Problemin özü henüz çözümlenemediğinden iki taraf da savaşmaya devam ediyor.

reaktör göbeği

noun (nuclear power)

(isim: Canlı cansız bütün varlıkları ve kavramları ifade eder.)
The reactor's core melted, and caused hundreds of deaths.

kök

noun (figurative (soul) (mecazlı)

(isim: Canlı cansız bütün varlıkları ve kavramları ifade eder.)
He is a conservative to his very core.

merkez karın kasları

noun (muscles of torso, abdomen)

(isim: Canlı cansız bütün varlıkları ve kavramları ifade eder.)
This exercise is a great way to tone your core.

temel, esas, ana

noun as adjective (figurative (central)

(sıfat: Varlıkların ve kavramların (isimlerin) niteliklerini, sayılarını, ölçülerini belirtir.)
They want to broaden their business without losing their core customers.

merkez karın

noun as adjective (relating to torso muscles) (kas)

These exercises will develop your core strength.

koçanını çıkarmak, koçanından ayırmak

transitive verb (fruit: remove centre) (meyve, vb.)

(geçişli fiil: Fiillin belirttiği hareket ya da olay nesne üzerinde gerçekleşiyorsa yani bir nesneyi etkiliyorsa bu geçişli fiildir (örnek: "çocuk yemeğini yedi").)
First, you need to core the apple.

ana faaliyet alanı

noun (main business activity)

(isim: Canlı cansız bütün varlıkları ve kavramları ifade eder.)
They decided to sell off several recent acquisitions and concentrate on their core business.

temel ahlaki değerler

plural noun (fundamental ethical beliefs)

(çoğul isim: Birden fazla varlığı ya da kavramı ifade eder.)

müstehcen

adjective (pornography: obscene)

(sıfat: Varlıkların ve kavramların (isimlerin) niteliklerini, sayılarını, ölçülerini belirtir.)
That store sells hardcore pornography.

kararlı

adjective (person: staunch, committed) (kişi)

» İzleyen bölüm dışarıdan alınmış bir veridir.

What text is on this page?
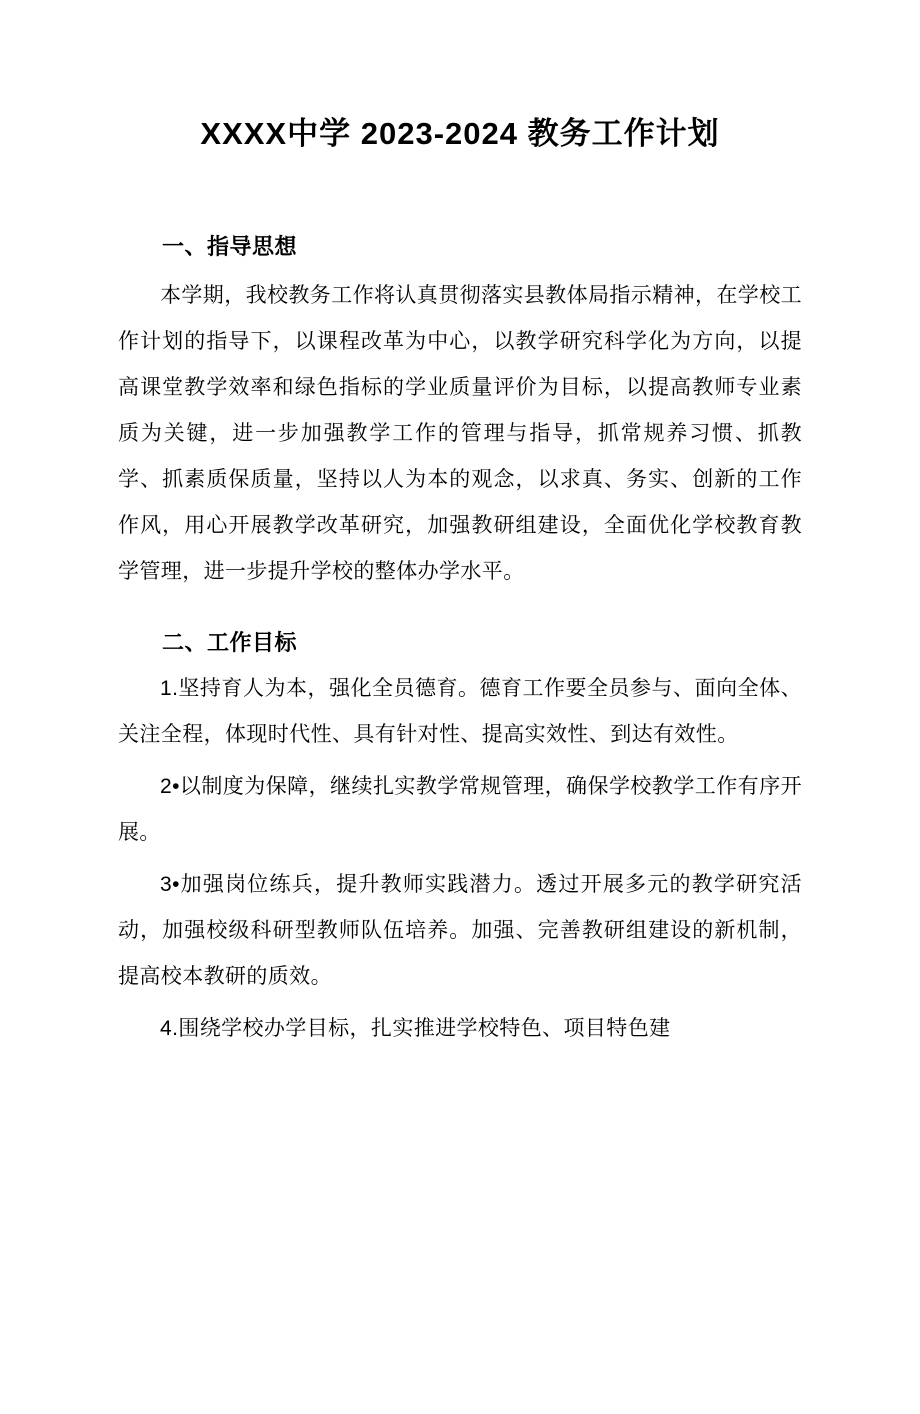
XXXX中学 2023-2024 教务工作计划
一、指导思想

本学期，我校教务工作将认真贯彻落实县教体局指示精神，在学校工作计划的指导下，以课程改革为中心，以教学研究科学化为方向，以提高课堂教学效率和绿色指标的学业质量评价为目标，以提高教师专业素质为关键，进一步加强教学工作的管理与指导，抓常规养习惯、抓教学、抓素质保质量，坚持以人为本的观念，以求真、务实、创新的工作作风，用心开展教学改革研究，加强教研组建设，全面优化学校教育教学管理，进一步提升学校的整体办学水平。

二、工作目标

1.坚持育人为本，强化全员德育。德育工作要全员参与、面向全体、关注全程，体现时代性、具有针对性、提高实效性、到达有效性。

2•以制度为保障，继续扎实教学常规管理，确保学校教学工作有序开展。

3•加强岗位练兵，提升教师实践潜力。透过开展多元的教学研究活动，加强校级科研型教师队伍培养。加强、完善教研组建设的新机制，提高校本教研的质效。

4.围绕学校办学目标，扎实推进学校特色、项目特色建
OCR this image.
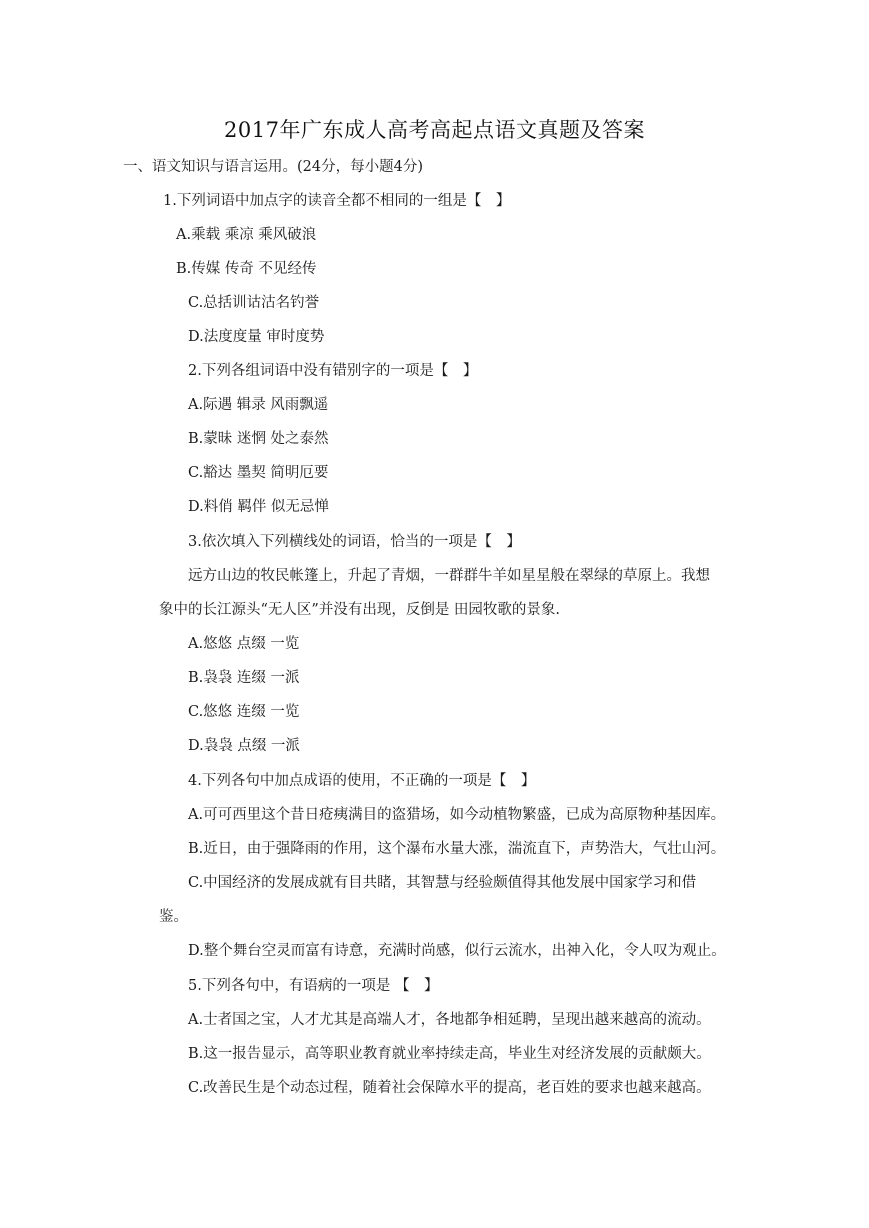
2017年广东成人高考高起点语文真题及答案
一、语文知识与语言运用。(24分，每小题4分)
1.下列词语中加点字的读音全都不相同的一组是【　】
A.乘载 乘凉 乘风破浪
B.传媒 传奇 不见经传
C.总括训诂沽名钓誉
D.法度度量 审时度势
2.下列各组词语中没有错别字的一项是【　】
A.际遇 辑录 风雨飘遥
B.蒙昧 迷惘 处之泰然
C.豁达 墨契 简明厄要
D.料俏 羁伴 似无忌惮
3.依次填入下列横线处的词语，恰当的一项是【　】
远方山边的牧民帐篷上，升起了青烟，一群群牛羊如星星般在翠绿的草原上。我想
象中的长江源头“无人区”并没有出现，反倒是 田园牧歌的景象.
A.悠悠 点缀 一览
B.袅袅 连缀 一派
C.悠悠 连缀 一览
D.袅袅 点缀 一派
4.下列各句中加点成语的使用，不正确的一项是【　】
A.可可西里这个昔日疮痍满目的盗猎场，如今动植物繁盛，已成为高原物种基因库。
B.近日，由于强降雨的作用，这个瀑布水量大涨，湍流直下，声势浩大，气壮山河。
C.中国经济的发展成就有目共睹，其智慧与经验颇值得其他发展中国家学习和借
鉴。
D.整个舞台空灵而富有诗意，充满时尚感，似行云流水，出神入化，令人叹为观止。
5.下列各句中，有语病的一项是 【　】
A.士者国之宝，人才尤其是高端人才，各地都争相延聘，呈现出越来越高的流动。
B.这一报告显示，高等职业教育就业率持续走高，毕业生对经济发展的贡献颇大。
C.改善民生是个动态过程，随着社会保障水平的提高，老百姓的要求也越来越高。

(sıfat: Varlıkların ve kavramların (isimlerin) niteliklerini, sayılarını, ölçülerini belirtir.)
Mike is a hardcore baseball fan.

kararlı kimseler

noun (those most committed to [sth])

(çoğul isim: Birden fazla varlığı ya da kavramı ifade eder.)
The arduous ascent soon separated the wimps from the hard core.

ahlâkı bozuk/mayası bozuk

adjective (figurative (person: wicked) (kişi)

(sıfat: Varlıkların ve kavramların (isimlerin) niteliklerini, sayılarını, ölçülerini belirtir.)
He seemed to be a good person, but in reality he was rotten to the core.

çürümüş, kokuşmuş

adjective (figurative (system: corrupt)

(sıfat: Varlıkların ve kavramların (isimlerin) niteliklerini, sayılarını, ölçülerini belirtir.)
There's no end to nepotism and corruption: the government's rotten to the core.

İngilizce öğrenelim

Artık core'ün İngilizce içindeki anlamı hakkında daha fazla bilgi sahibi olduğunuza göre, seçilen örnekler aracılığıyla bunların nasıl kullanılacağını ve nasıl yapılacağını öğrenebilirsiniz. onları okuyun. Ve önerdiğimiz ilgili kelimeleri öğrenmeyi unutmayın. Web sitemiz sürekli olarak yeni kelimeler ve yeni örneklerle güncellenmektedir, böylece bilmediğiniz diğer kelimelerin anlamlarını İngilizce içinde arayabilirsiniz.

core ile ilgili kelimeler

İngilizce hakkında bilginiz var mı

İngilizce, İngiltere'ye göç eden ve 1400 yılı aşkın bir süre içinde gelişen Germen kabilelerinden gelmektedir. İngilizce, Çince ve İspanyolca'dan sonra dünyada en çok konuşulan üçüncü dildir. En çok öğrenilen ikinci dildir. ve yaklaşık 60 egemen ülkenin resmi dilidir.Bu dil, ikinci ve yabancı dil olarak anadili konuşanlardan daha fazla sayıda konuşmacıya sahiptir.İngilizce aynı zamanda Birleşmiş Milletler, Avrupa Birliği ve diğer birçok uluslararası kuruluşun ortak resmi dilidir. ve bölgesel organizasyonlar. Günümüzde dünyanın her yerindeki İngilizce konuşanlar nispeten kolaylıkla iletişim kurabiliyor.